Depends on your endurance and tolerance for boredom.... and how long/deep the cut is. I have not done weeks of work with the turret, but I found THAT out soon enough.... leaning on the lever through a fair depth of cut at nearly full stroke.
Most of the work Day job used them for was under 1/4" if not under 1/8" of stroke.
Barely a wrist-flick on the lone Hardinge, the many modified SB 9", and not a great deal more on a tie bar with shop-fabbed
one-hole TS lever-ram.
The PROBLEM . even on those never-break-a-sweat Hardinge-sized motherships, is easily as bad as on the work-yer-arseoff W&S:
One must sort of train ganglia, then disconnect the higher brain in order to FUNCTION as an automaton, ELSE mess-up sequencing and slow down throughput, scrap parts, or both. That isn't "natural" for humans, so we long since invented "automatic" machines to do it better.

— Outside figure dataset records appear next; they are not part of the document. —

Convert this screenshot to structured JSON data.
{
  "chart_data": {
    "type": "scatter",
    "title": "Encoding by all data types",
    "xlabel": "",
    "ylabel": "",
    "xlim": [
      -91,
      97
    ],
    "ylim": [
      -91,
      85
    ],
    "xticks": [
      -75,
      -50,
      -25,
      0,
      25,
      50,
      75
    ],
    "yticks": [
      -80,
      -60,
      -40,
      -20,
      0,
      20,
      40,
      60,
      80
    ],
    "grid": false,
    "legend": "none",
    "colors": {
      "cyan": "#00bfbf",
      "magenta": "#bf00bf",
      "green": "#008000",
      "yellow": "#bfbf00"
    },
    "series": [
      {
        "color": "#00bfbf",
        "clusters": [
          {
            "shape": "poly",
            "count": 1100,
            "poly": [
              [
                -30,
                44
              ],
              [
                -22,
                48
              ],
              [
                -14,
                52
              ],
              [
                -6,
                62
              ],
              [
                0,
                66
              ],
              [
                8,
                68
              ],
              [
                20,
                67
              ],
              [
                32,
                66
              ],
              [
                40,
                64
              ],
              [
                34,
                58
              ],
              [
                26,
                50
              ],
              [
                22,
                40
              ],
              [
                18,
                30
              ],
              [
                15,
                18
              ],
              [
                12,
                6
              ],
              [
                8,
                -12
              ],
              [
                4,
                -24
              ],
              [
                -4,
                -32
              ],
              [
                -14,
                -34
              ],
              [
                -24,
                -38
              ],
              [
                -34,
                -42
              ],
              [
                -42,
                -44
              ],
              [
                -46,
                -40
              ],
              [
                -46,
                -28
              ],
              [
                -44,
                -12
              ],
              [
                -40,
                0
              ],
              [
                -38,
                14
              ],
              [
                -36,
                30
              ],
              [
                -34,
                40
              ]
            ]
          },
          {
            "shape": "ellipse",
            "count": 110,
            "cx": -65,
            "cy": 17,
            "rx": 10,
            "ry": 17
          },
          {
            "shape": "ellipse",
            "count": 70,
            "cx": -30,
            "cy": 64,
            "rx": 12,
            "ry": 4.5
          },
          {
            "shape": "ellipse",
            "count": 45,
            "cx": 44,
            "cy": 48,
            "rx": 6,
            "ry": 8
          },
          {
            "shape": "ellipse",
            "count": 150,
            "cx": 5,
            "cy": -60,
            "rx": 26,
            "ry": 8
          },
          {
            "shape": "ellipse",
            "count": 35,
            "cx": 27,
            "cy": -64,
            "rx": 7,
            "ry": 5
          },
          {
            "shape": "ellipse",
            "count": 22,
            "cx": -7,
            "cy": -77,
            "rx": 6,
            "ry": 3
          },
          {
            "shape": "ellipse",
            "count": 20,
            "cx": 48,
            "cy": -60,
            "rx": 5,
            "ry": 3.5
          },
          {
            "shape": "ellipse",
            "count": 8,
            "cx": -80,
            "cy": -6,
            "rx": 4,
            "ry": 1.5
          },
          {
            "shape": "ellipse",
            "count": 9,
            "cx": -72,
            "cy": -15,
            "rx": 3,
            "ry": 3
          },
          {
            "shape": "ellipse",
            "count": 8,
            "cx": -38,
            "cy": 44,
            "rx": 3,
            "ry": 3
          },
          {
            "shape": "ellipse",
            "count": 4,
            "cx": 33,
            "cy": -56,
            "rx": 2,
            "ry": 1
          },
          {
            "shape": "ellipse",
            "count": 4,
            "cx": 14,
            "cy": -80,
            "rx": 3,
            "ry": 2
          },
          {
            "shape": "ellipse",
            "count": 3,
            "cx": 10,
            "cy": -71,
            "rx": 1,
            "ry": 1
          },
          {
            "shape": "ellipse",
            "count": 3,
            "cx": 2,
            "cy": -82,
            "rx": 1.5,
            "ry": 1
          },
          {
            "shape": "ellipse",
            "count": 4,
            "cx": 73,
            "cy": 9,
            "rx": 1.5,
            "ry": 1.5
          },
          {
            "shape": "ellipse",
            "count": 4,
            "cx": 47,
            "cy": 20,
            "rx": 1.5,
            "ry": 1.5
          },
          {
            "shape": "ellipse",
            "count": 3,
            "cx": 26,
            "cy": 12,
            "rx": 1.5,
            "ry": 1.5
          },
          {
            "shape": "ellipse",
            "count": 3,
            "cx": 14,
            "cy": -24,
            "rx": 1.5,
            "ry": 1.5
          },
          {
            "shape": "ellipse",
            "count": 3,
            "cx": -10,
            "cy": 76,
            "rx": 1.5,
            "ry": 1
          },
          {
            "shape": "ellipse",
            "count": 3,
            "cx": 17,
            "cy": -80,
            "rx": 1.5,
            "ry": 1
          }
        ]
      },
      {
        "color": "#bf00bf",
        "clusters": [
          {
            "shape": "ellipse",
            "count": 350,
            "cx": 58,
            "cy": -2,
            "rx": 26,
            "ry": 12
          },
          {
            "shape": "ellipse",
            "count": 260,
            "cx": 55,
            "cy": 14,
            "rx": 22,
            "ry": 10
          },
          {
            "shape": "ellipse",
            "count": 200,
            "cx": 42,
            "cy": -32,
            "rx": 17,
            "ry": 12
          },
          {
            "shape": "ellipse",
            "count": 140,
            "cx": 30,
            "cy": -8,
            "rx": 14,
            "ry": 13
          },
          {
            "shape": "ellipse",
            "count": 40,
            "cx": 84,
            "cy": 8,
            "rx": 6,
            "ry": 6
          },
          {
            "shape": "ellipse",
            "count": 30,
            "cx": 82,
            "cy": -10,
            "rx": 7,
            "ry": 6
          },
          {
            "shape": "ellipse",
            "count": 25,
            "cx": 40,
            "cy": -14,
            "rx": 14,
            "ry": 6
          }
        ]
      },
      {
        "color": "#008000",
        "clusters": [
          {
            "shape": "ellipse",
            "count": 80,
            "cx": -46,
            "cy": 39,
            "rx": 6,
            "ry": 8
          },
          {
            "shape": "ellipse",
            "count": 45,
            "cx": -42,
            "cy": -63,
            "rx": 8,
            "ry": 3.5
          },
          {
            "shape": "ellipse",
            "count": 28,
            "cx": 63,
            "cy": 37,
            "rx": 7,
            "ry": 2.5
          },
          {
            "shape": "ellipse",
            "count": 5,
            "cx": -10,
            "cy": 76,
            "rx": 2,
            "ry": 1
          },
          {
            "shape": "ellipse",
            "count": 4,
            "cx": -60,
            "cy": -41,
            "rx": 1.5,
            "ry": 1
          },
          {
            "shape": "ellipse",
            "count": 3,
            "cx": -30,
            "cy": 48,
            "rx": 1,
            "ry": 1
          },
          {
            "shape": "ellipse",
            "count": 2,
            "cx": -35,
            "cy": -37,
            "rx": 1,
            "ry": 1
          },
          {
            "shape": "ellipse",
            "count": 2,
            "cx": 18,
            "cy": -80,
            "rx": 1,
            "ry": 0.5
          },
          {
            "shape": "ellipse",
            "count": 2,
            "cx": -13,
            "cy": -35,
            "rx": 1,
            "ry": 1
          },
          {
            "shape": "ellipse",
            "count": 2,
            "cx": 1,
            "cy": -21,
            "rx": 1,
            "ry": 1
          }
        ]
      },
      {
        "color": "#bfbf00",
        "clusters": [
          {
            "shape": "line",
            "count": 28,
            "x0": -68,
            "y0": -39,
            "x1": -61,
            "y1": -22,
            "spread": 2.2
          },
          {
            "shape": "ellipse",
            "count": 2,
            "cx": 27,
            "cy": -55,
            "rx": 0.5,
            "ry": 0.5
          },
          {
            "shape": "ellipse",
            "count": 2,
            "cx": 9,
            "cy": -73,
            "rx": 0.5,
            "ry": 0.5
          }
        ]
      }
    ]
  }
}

It was like me late mum being rated fastest teletype operator, her unit, War Two. HTF can "faster" be had with a machine mechanically held to but 50 baud, and all machines the same?
Simple enough. She could sit down, cold, immediately hit and HOLD a STEADY 50 baud for as much as 16 hours at a go. Same again, any money-making turret lathe, and NO it ain't any fun at all. Mum soon quit and went over to making RADAR sets, lest she go
nuts!
I'm not putting the Enco hex onto the 10EE for "production".
It's going on simply because the OEM one-hole #2 MT with too-slow handwheel feed is undersized and borderline USELESS.